The Lambda function’s code is quite small, mostly contains the settings and queue handling function.
const PromiseB = require("bluebird");
const SQSQueue = require("./sqs-queue");
const options = {
queueURL: process.env.QUEUE_URL,
lambdaName: process.env.LAMBDA_FUNCTION_NAME,
regions: process.env.AWS_REGION,
};
// Here is the function you need replace with whatever job you would execute
const executeFn = message => {
return new PromiseB((resolve, reject) => {
console.log("My exec ", message);
return resolve(message);
});
};
// Create a queue instance
const queue = new SQSQueue(options, executeFn);
exports.handle = function (e, ctx, cb) {
return queue.poll()
.then(() => ctx.succeed({ done: true }))
.catch(err => {
console.error(err);
ctx.fail(err);
});
}
That’s all amazing, but how do you stop the job if it’s recursively calling the Lambda function again? Good question, currently there isn’t such mechanism implemented. One possible solution would be to use special SQS message with a payload that could be identified and then stop next function call. Currently, you have to delete the Lambda function and redeploy when needed which isn’t hard with Apex apex deploy sqs-queue-handler
and apex delete sqs-queue-handler
.
How much does it cost? It’s hard to calculate the exact cost, but let’s do the calculation based on assumptions AWS Lambda Pricing Calculator.
The 128MB Lambda function is used in this example, using more memory means the cost is higher.
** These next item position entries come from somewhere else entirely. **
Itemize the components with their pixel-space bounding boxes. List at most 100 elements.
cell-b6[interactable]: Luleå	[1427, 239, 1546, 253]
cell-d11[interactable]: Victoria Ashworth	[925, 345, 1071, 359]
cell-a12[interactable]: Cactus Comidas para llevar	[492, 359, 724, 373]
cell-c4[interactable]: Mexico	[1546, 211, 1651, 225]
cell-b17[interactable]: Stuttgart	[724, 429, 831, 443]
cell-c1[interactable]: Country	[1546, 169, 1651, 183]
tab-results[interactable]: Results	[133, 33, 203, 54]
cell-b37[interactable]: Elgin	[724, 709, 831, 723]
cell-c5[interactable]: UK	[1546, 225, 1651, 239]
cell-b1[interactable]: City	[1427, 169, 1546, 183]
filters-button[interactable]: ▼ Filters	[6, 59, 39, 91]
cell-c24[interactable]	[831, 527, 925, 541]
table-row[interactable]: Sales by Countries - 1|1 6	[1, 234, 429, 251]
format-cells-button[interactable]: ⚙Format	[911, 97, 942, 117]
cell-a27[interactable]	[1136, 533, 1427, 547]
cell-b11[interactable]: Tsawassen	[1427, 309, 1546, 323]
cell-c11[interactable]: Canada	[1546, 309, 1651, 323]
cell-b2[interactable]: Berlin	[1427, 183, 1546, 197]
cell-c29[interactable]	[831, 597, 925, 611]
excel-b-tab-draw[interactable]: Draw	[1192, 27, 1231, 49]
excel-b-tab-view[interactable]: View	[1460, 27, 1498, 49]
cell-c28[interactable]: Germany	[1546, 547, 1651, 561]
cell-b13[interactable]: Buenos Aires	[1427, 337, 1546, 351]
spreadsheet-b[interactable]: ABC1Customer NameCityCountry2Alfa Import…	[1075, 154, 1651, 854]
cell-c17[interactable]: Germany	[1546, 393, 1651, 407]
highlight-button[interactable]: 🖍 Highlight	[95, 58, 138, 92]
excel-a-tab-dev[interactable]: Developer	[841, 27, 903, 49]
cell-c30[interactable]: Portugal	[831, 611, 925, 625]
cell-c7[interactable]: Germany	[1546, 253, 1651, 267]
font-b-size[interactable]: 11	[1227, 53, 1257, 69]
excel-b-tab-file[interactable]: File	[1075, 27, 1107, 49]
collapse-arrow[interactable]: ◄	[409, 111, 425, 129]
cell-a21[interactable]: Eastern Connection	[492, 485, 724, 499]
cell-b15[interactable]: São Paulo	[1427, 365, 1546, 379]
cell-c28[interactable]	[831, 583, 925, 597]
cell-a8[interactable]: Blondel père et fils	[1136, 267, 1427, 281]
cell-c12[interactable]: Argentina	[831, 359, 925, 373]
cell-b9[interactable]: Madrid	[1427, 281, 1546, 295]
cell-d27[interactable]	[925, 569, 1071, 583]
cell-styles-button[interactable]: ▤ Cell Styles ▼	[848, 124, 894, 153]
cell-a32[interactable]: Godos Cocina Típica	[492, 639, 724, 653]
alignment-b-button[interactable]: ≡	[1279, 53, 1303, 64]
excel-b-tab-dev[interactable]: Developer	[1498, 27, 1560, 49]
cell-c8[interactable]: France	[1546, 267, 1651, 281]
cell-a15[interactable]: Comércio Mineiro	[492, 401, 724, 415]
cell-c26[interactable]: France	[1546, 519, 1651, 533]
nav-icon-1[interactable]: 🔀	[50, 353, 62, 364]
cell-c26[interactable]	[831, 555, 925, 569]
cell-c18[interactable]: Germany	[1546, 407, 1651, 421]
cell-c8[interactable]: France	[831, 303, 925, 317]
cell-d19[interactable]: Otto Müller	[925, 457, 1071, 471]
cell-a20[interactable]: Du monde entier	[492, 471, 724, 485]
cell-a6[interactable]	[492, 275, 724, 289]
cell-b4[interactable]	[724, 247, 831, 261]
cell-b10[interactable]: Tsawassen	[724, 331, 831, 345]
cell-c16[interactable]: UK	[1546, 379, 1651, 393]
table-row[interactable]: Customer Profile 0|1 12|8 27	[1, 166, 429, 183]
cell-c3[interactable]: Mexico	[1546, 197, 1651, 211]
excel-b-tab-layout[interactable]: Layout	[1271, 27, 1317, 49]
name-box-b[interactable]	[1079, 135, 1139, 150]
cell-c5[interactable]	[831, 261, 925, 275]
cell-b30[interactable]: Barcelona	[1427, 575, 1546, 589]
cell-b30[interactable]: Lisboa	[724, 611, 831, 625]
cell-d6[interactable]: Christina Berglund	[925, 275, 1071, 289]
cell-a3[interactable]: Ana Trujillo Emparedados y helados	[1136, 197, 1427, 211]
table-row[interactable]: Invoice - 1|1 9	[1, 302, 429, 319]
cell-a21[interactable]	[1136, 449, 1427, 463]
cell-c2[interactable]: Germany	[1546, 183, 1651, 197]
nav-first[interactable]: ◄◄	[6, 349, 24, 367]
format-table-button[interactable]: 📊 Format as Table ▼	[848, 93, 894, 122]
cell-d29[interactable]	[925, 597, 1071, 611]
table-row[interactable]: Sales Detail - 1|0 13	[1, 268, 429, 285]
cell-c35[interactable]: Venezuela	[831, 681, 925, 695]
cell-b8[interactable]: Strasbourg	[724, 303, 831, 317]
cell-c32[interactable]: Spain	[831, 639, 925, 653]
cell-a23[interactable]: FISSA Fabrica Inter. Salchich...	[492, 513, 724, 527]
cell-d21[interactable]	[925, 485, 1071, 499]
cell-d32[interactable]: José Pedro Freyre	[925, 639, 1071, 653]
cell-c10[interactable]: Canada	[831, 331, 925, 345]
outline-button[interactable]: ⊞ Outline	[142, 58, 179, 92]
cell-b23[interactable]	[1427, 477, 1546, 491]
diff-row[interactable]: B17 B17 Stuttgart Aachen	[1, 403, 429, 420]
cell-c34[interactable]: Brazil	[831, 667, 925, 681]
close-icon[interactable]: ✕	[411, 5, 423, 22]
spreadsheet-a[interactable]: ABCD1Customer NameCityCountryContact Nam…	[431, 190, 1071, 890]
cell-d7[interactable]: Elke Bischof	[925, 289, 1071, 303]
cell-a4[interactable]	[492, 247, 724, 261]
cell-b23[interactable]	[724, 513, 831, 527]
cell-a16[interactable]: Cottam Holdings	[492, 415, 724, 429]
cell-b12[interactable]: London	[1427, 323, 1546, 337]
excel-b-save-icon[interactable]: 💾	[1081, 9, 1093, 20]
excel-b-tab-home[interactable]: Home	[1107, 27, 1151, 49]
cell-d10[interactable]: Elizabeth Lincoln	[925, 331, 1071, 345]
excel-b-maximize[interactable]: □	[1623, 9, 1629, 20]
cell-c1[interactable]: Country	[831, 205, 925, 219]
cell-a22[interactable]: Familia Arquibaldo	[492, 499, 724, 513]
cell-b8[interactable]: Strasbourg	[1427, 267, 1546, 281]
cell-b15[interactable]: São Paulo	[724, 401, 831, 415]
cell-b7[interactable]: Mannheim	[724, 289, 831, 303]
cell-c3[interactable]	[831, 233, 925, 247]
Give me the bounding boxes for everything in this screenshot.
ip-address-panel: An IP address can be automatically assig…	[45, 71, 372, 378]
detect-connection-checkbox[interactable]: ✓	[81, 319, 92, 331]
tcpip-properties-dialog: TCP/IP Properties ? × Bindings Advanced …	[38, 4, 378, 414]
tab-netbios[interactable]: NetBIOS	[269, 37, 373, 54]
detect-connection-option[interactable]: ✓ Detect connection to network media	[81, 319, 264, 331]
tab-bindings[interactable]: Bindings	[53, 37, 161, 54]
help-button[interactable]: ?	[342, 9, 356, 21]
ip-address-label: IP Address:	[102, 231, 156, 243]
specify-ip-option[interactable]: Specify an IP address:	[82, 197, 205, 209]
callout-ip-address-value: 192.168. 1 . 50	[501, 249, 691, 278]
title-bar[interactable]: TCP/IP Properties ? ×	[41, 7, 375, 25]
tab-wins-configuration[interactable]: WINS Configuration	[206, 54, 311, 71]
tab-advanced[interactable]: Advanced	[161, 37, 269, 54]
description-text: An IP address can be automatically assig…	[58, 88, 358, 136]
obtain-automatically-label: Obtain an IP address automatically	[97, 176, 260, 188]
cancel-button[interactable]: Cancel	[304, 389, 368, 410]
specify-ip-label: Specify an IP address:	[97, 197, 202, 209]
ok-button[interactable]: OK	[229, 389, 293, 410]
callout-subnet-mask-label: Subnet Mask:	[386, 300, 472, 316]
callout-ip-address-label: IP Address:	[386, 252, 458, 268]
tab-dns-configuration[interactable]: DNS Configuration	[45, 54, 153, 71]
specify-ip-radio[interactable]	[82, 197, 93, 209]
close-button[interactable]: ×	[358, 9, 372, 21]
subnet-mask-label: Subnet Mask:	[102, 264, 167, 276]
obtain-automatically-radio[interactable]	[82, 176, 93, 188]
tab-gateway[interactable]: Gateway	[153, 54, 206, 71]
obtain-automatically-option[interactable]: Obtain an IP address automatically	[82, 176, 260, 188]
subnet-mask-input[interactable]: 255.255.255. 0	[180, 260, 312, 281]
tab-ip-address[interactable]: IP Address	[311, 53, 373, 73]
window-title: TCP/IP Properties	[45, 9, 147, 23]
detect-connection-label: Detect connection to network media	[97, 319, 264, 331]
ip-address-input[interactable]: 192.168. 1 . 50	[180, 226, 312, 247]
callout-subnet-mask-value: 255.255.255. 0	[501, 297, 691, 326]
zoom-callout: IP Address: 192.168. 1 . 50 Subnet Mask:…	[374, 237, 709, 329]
Estimated execution time is 20 Seconds.
Execution time is a full month, as the Lambda needs to poll the server all time. 31 Days * 24 Hours * 60 Minutes * 60 Seconds = 2678400 Seconds
So the Lambda is executed 133920 times.
The total cost for Lambda would be $5.61/month + SQS polling operations. The other things you might consider is to add Cloudwatch alerts when the Lambda executions have stopped it means there’s something wrong in execution flow. If there are new messages created faster than consumed, consider adding multiple Lambdas to consume the same queue.